Hello!
I’m a new user. While trying pijul to replace git for my personal projects, I was quite surprised that I hit some pretty strong performance issues.
My use cases were:
- a repo with a single 4MB file
- a repo with a few hundreds small files
In the first case commiting felt laggy, but not too awful. But when I try to diff a change (of just ~270 lines) it used up all my 8GB of RAM and crashed my system. With git it’s all instantaneous.
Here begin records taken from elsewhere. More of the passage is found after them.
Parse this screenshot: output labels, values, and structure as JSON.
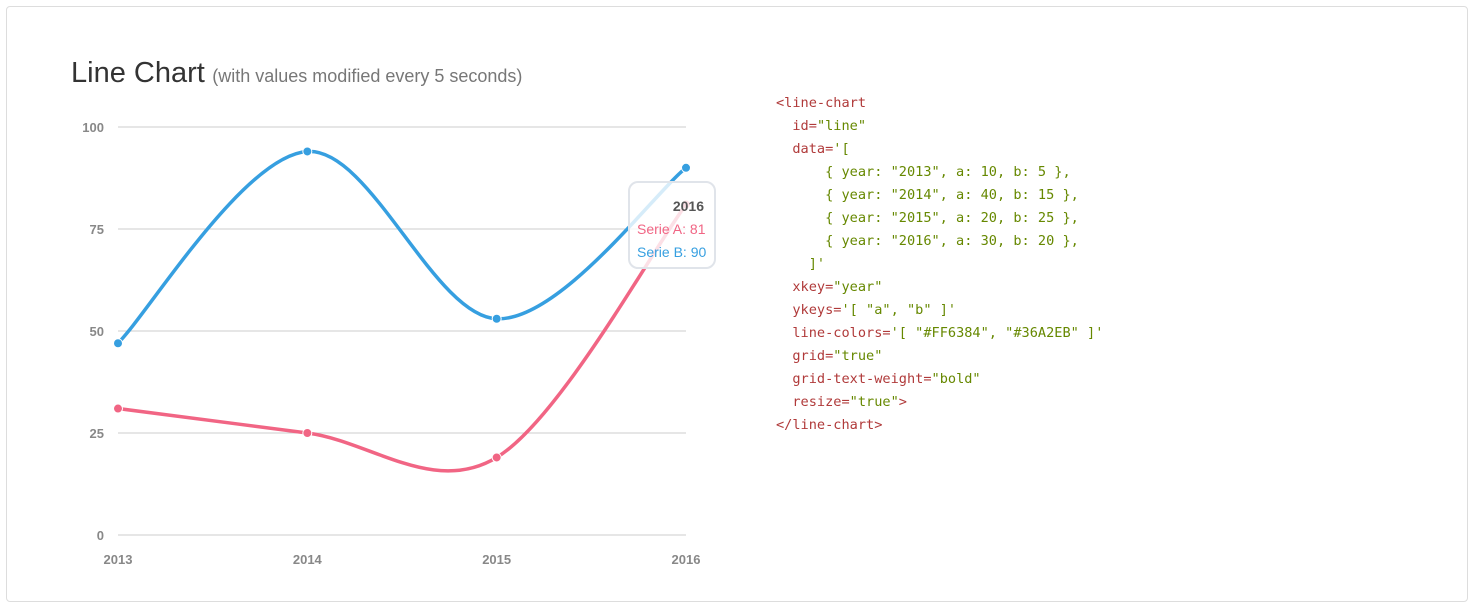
{
  "title": "Line Chart",
  "subtitle": "(with values modified every 5 seconds)",
  "colors": {
    "serie_a": "#f16584",
    "serie_b": "#369fe0",
    "grid": "#cccccc",
    "axis_text": "#888888"
  },
  "chart_data": {
    "type": "line",
    "categories": [
      "2013",
      "2014",
      "2015",
      "2016"
    ],
    "series": [
      {
        "name": "Serie A",
        "values": [
          31,
          25,
          19,
          81
        ]
      },
      {
        "name": "Serie B",
        "values": [
          47,
          94,
          53,
          90
        ]
      }
    ],
    "y_ticks": [
      "0",
      "25",
      "50",
      "75",
      "100"
    ],
    "ylim": [
      0,
      100
    ],
    "grid": true
  },
  "tooltip": {
    "title": "2016",
    "serie_a": "Serie A: 81",
    "serie_b": "Serie B: 90"
  },
  "code": {
    "line1": "<line-chart",
    "id_attr": "id=",
    "id_val": "\"line\"",
    "data_attr": "data=",
    "data_open": "'[",
    "data_row1": "{ year: \"2013\", a: 10, b: 5 },",
    "data_row2": "{ year: \"2014\", a: 40, b: 15 },",
    "data_row3": "{ year: \"2015\", a: 20, b: 25 },",
    "data_row4": "{ year: \"2016\", a: 30, b: 20 },",
    "data_close": "]'",
    "xkey_attr": "xkey=",
    "xkey_val": "\"year\"",
    "ykeys_attr": "ykeys=",
    "ykeys_val": "'[ \"a\", \"b\" ]'",
    "colors_attr": "line-colors=",
    "colors_val": "'[ \"#FF6384\", \"#36A2EB\" ]'",
    "grid_attr": "grid=",
    "grid_val": "\"true\"",
    "gtw_attr": "grid-text-weight=",
    "gtw_val": "\"bold\"",
    "resize_attr": "resize=",
    "resize_val": "\"true\"",
    "resize_close": ">",
    "close_tag": "</line-chart>"
  }
}
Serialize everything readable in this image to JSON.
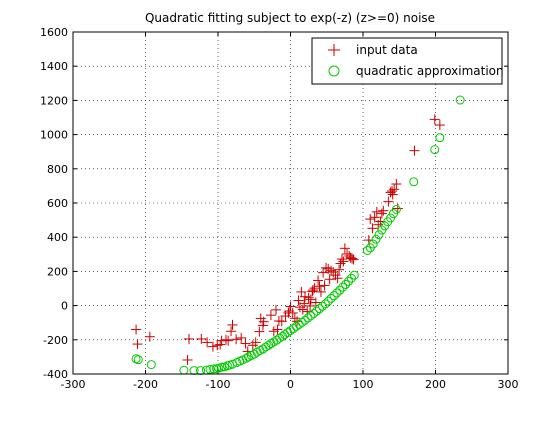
{
  "figure": {
    "background": "#ffffff"
  },
  "chart_data": {
    "type": "scatter",
    "title": "Quadratic fitting subject to exp(-z) (z>=0) noise",
    "xlabel": "",
    "ylabel": "",
    "xlim": [
      -300,
      300
    ],
    "ylim": [
      -400,
      1600
    ],
    "xticks": [
      -300,
      -200,
      -100,
      0,
      100,
      200,
      300
    ],
    "yticks": [
      -400,
      -200,
      0,
      200,
      400,
      600,
      800,
      1000,
      1200,
      1400,
      1600
    ],
    "grid": true,
    "legend_position": "top-right",
    "series": [
      {
        "name": "input data",
        "marker": "plus",
        "color": "#cc0000",
        "points": [
          [
            -213,
            -140
          ],
          [
            -211,
            -225
          ],
          [
            -194,
            -182
          ],
          [
            -142,
            -318
          ],
          [
            -140,
            -195
          ],
          [
            -123,
            -195
          ],
          [
            -115,
            -215
          ],
          [
            -107,
            -240
          ],
          [
            -101,
            -232
          ],
          [
            -97,
            -228
          ],
          [
            -95,
            -205
          ],
          [
            -89,
            -200
          ],
          [
            -86,
            -205
          ],
          [
            -82,
            -150
          ],
          [
            -80,
            -113
          ],
          [
            -75,
            -197
          ],
          [
            -68,
            -189
          ],
          [
            -62,
            -222
          ],
          [
            -59,
            -268
          ],
          [
            -52,
            -232
          ],
          [
            -48,
            -215
          ],
          [
            -43,
            -152
          ],
          [
            -41,
            -75
          ],
          [
            -38,
            -116
          ],
          [
            -37,
            -94
          ],
          [
            -27,
            -56
          ],
          [
            -23,
            -150
          ],
          [
            -20,
            -25
          ],
          [
            -18,
            -140
          ],
          [
            -16,
            -90
          ],
          [
            -12,
            -92
          ],
          [
            -7,
            -61
          ],
          [
            -3,
            -43
          ],
          [
            -2,
            -32
          ],
          [
            0,
            -5
          ],
          [
            3,
            -43
          ],
          [
            6,
            -74
          ],
          [
            9,
            -92
          ],
          [
            11,
            30
          ],
          [
            13,
            -9
          ],
          [
            15,
            80
          ],
          [
            17,
            -23
          ],
          [
            19,
            13
          ],
          [
            20,
            52
          ],
          [
            23,
            -35
          ],
          [
            25,
            46
          ],
          [
            27,
            -2
          ],
          [
            28,
            35
          ],
          [
            30,
            83
          ],
          [
            31,
            91
          ],
          [
            33,
            102
          ],
          [
            35,
            18
          ],
          [
            38,
            147
          ],
          [
            40,
            113
          ],
          [
            42,
            80
          ],
          [
            45,
            193
          ],
          [
            47,
            118
          ],
          [
            49,
            221
          ],
          [
            52,
            215
          ],
          [
            54,
            154
          ],
          [
            56,
            204
          ],
          [
            59,
            196
          ],
          [
            62,
            178
          ],
          [
            65,
            160
          ],
          [
            67,
            210
          ],
          [
            69,
            246
          ],
          [
            71,
            272
          ],
          [
            73,
            258
          ],
          [
            75,
            335
          ],
          [
            78,
            302
          ],
          [
            81,
            290
          ],
          [
            83,
            280
          ],
          [
            85,
            275
          ],
          [
            87,
            269
          ],
          [
            108,
            383
          ],
          [
            110,
            506
          ],
          [
            113,
            452
          ],
          [
            116,
            516
          ],
          [
            119,
            548
          ],
          [
            121,
            473
          ],
          [
            124,
            492
          ],
          [
            126,
            538
          ],
          [
            128,
            555
          ],
          [
            135,
            608
          ],
          [
            138,
            662
          ],
          [
            140,
            670
          ],
          [
            141,
            650
          ],
          [
            143,
            680
          ],
          [
            146,
            711
          ],
          [
            148,
            568
          ],
          [
            171,
            906
          ],
          [
            199,
            1089
          ],
          [
            206,
            1056
          ]
        ]
      },
      {
        "name": "quadratic approximation",
        "marker": "circle",
        "color": "#00cc00",
        "points": [
          [
            -213,
            -311
          ],
          [
            -210,
            -316
          ],
          [
            -192,
            -345
          ],
          [
            -147,
            -378
          ],
          [
            -133,
            -380
          ],
          [
            -124,
            -380
          ],
          [
            -116,
            -377
          ],
          [
            -111,
            -374
          ],
          [
            -106,
            -370
          ],
          [
            -102,
            -369
          ],
          [
            -99,
            -366
          ],
          [
            -95,
            -360
          ],
          [
            -91,
            -358
          ],
          [
            -87,
            -352
          ],
          [
            -84,
            -348
          ],
          [
            -80,
            -343
          ],
          [
            -74,
            -333
          ],
          [
            -70,
            -325
          ],
          [
            -66,
            -318
          ],
          [
            -61,
            -308
          ],
          [
            -58,
            -300
          ],
          [
            -54,
            -292
          ],
          [
            -50,
            -284
          ],
          [
            -46,
            -272
          ],
          [
            -42,
            -262
          ],
          [
            -38,
            -254
          ],
          [
            -34,
            -242
          ],
          [
            -30,
            -232
          ],
          [
            -27,
            -222
          ],
          [
            -23,
            -212
          ],
          [
            -19,
            -202
          ],
          [
            -15,
            -190
          ],
          [
            -11,
            -180
          ],
          [
            -8,
            -170
          ],
          [
            -4,
            -158
          ],
          [
            0,
            -146
          ],
          [
            4,
            -134
          ],
          [
            8,
            -122
          ],
          [
            12,
            -110
          ],
          [
            16,
            -98
          ],
          [
            20,
            -86
          ],
          [
            24,
            -72
          ],
          [
            28,
            -60
          ],
          [
            32,
            -46
          ],
          [
            36,
            -32
          ],
          [
            40,
            -18
          ],
          [
            44,
            -4
          ],
          [
            48,
            10
          ],
          [
            52,
            26
          ],
          [
            56,
            42
          ],
          [
            60,
            58
          ],
          [
            64,
            74
          ],
          [
            68,
            90
          ],
          [
            72,
            108
          ],
          [
            76,
            124
          ],
          [
            80,
            142
          ],
          [
            84,
            160
          ],
          [
            88,
            178
          ],
          [
            106,
            322
          ],
          [
            110,
            338
          ],
          [
            114,
            360
          ],
          [
            118,
            388
          ],
          [
            122,
            414
          ],
          [
            126,
            442
          ],
          [
            130,
            466
          ],
          [
            134,
            490
          ],
          [
            138,
            512
          ],
          [
            142,
            538
          ],
          [
            146,
            562
          ],
          [
            170,
            724
          ],
          [
            199,
            912
          ],
          [
            206,
            982
          ],
          [
            234,
            1202
          ]
        ]
      }
    ]
  }
}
In the second case I noticed that while the repo itself was less than 20MB, the .pijul folder ran up to 200MB (whereas with git it’s a bit more than half the repo). Moreover committing and diffing was awfully slow and CPU intensive.
I prepared a simple python test to demonstrate the second issue:
#!/usr/bin/python3
"""This test shows the strong performance hit of large repos with pijul, compared to git."""
import glob
import json
import os
import random
import shutil
import shlex
import string
import subprocess
import time
def get_size(start_path):
"""Calculate the size of a directory."""
total_size = 0
for dirpath, dirnames, filenames in os.walk(start_path):
for f in filenames:
fp = os.path.join(dirpath, f)
total_size += os.path.getsize(fp)
return str(total_size / 1000000) + ' MB'
def random_string(length=25):
"""Generate a random string."""
pool = string.ascii_letters + string.digits
return ''.join(random.choice(pool) for i in range(length))
startdir = os.getcwd()
pjl = 'pijul-test-performance-pjl/'
git = 'pijul-test-performance-git/'
os.makedirs(pjl)
def build_value():
v = []
for i in range(20):
v.append(random_string())
return v
def build_obj():
return {random_string(): build_value(), random_string(): build_value(), random_string(): build_value()}
def build_data():
"""Build a list.
We use random strings to simulate real-life data and avoid compression optimizations on identical data."""
data = []
for i in range(20):
data.append(build_obj())
return data
print('Wait a few seconds, generating data...')
for i in range(400):
with open(pjl + str(i) + '.json', 'w') as f:
json.dump(build_data(), f, indent=2)
shutil.copytree(pjl, git)
print('Total size of files: ' + get_size(pjl))
os.chdir(pjl)
a = time.time()
subprocess.run(shlex.split('pijul init'), stdout=subprocess.DEVNULL)
subprocess.run(shlex.split('pijul add ' + ' '.join(glob.glob('*'))), stdout=subprocess.DEVNULL)
subprocess.run(shlex.split('pijul record -a -m first'), stdout=subprocess.DEVNULL)
b = time.time()
print('First PIJUL commit took', str((b - a)), 'seconds')
print('Repo size:', get_size('.pijul'))
# now we demonstrate that on subsequent operations, even on small commits, there's a huge performance hit
# also note that trying to diff a 4MB file with ~270 lines changed hanged my system and forced me to hard kill my user session, whereas in git there's no problem at all
with open('1.json') as f:
data = json.load(f)
data.append(random_string())
with open('1.json', 'w') as f:
json.dump(data, f, indent=2)
a = time.time()
subprocess.run(shlex.split('pijul record -a -m second'), stdout=subprocess.DEVNULL)
b = time.time()
print('Second PIJUL commit took', str((b - a)), 'seconds')
os.chdir(startdir)
os.chdir(git)
a = time.time()
subprocess.run(shlex.split('git init'), stdout=subprocess.DEVNULL)
subprocess.run(shlex.split('git add ' + ' '.join(glob.glob('*'))), stdout=subprocess.DEVNULL)
subprocess.run(shlex.split('git commit -m first'), stdout=subprocess.DEVNULL)
b = time.time()
print('First GIT commit took', str((b - a)), 'seconds')
print('Repo size:', get_size('.git'))
with open('1.json') as f:
data = json.load(f)
data.append(random_string())
with open('1.json', 'w') as f:
json.dump(data, f, indent=2)
a = time.time()
subprocess.run(shlex.split('git commit -am second'), stdout=subprocess.DEVNULL)
b = time.time()
print('Second GIT commit took', str((b - a)), 'seconds')
os.chdir(startdir)
I wonder wether this is just an implementation bug that will be likely solved when pijul hits 1.0, or if it comes from a design choice difficult to solve, as I hear darcs has awful performance too.